In tutto questo, il buon Roncalli c’entra assai poco: secondo me è stato molto più lungimirante di quanto si possa valutare a prima vista.
Simone
Secondo me queste considerazioni che ha riportato celano una rabbia che traspare in modo chiaro. È evidente che tutto questo la infastidisce (arrivare tardi al party? Battuta patetica). Siamo in uno stato laico e che le piaccia o no, presto le cose cambieranno anche qui.
Ma questa non è questione di Stato laico vs Stato confessionale. Questa è questione di giusnaturalismo vs positivismo.
La Repubblica Italiana è giusnaturalista, visto che l’articolo 29 della Costituzione è una chiarissima professione di giusnaturalismo.
Visto che a quanto pare volete trasformare la Repubblica Italiana in una Repubblica positivista dove la realtà è solo questione di numeri, la prima cosa da fare sarà manomettere quella che avete sempre chiamato come la “Costituzione più bella del mondo”.
Romani 1,26-27
“… Perciò Dio li ha abbandonati a passioni infami: infatti le loro donne hanno cambiato l’uso naturale in quello che è contro natura; 27 similmente anche gli uomini, lasciando il rapporto naturale con la donna, si sono infiammati nella loro libidine gli uni per gli altri commettendo uomini con uomini atti infami, ricevendo in loro stessi la meritata ricompensa del proprio traviamento”.
1Corinzi 6,1-11
“.. Non illudetevi: né immorali, né idolatri, né adùlteri, né depravati, né sodomiti, né ladri, né avari, né ubriaconi, né calunniatori, né rapinatori erediteranno il regno di Dio.”

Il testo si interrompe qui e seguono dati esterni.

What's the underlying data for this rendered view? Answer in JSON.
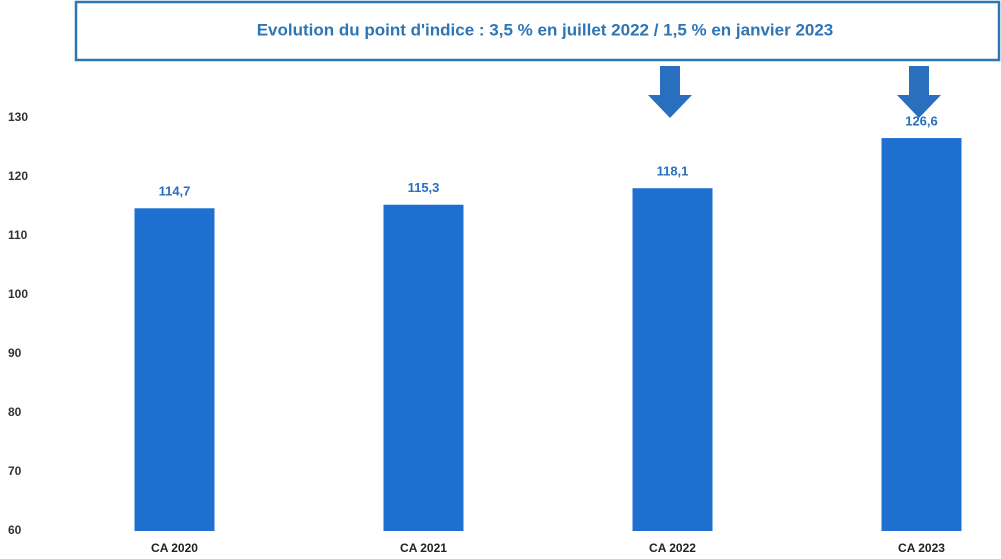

purtroppo anche la rivista medica più importante del mondo, quella con uno dei più alti impact factor (54,42), con una storia di pubblicazioni ininterrotta da due secoli, è influenzata dalla lobby gay e ha prodotto un accorato editoriale pro-matrimonio-gay http://www.nejm.org/doi/full/10.1056/NEJMe1505179
bisogna resistere e pregare
Ho letto spesso in questi anni gli articoli di Brendan O’Neill, un giornalista irlandese ateo (e marxista), riguardo il “matrimonio” tra omosessuali. Come lo condanna lui, usando solo la Ragione, non ci riescono in molti.